Grassmann angles and absorption probabilities of Gaussian convex hulls

TL;DR

This paper establishes a connection between the probability of the origin being inside the convex hull of a Gaussian image of a set and the Grassmann angles of its conic hull, providing new insights into Gaussian convex hulls.

Contribution

It introduces a novel relationship between absorption probabilities of Gaussian convex hulls and Grassmann angles, and analyzes expected Grassmann angles of Gaussian images.

Findings

Probability that convex hull contains the origin equals the $k$-th Grassmann angle of the conic hull.

Expected Grassmann angles of Gaussian images match those of the original cone.

Expected angle sums of Gaussian simplices match those of regular simplices.

Abstract

Let $M$ be an arbitrary subset in $\mathbb R^n$ with a conic (or positive) hull $C$. Consider its Gaussian image $AM$, where $A$ is a $k\times n$-matrix whose entries are independent standard Gaussian random variables.

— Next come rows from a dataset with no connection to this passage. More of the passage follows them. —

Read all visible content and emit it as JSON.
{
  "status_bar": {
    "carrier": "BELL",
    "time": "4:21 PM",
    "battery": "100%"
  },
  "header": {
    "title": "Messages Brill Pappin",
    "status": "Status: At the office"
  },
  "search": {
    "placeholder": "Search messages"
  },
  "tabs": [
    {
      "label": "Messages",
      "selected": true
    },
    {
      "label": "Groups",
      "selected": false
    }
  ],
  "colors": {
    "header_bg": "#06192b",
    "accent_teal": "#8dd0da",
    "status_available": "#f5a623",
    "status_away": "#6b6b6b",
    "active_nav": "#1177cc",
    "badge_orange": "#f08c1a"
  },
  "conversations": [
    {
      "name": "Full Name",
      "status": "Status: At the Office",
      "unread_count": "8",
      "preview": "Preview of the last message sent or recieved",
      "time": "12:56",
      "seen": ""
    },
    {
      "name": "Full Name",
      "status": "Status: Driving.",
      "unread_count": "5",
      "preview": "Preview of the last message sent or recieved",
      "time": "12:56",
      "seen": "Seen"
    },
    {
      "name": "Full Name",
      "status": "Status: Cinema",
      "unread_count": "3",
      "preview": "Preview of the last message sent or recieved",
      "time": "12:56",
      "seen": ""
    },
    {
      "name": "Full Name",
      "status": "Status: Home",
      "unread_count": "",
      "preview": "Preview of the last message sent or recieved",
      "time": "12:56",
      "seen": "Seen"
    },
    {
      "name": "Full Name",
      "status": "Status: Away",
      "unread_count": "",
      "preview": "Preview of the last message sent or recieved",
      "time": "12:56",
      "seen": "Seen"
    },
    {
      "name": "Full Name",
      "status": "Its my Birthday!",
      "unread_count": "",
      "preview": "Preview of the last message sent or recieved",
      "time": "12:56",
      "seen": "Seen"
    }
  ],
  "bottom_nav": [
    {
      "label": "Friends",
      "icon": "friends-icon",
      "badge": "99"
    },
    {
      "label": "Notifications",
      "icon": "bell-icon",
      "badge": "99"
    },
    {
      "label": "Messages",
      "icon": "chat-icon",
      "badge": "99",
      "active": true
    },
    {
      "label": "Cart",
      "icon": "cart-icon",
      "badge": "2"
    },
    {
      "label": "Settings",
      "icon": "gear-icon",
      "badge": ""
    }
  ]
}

We show that the probability that the convex hull of $AM$ contains the origin in its interior coincides with the $k$-th Grassmann angle of $C$. Also, we prove that the expected Grassmann angles of $AC$ coincide with the corresponding Grassmann angles of $C$. Using the latter result, we show that the expected sum of $j$-th Grassmann angles at $\ell$-dimensional faces of a Gaussian simplex equals the analogous angle-sum for the regular simplex of the same dimension.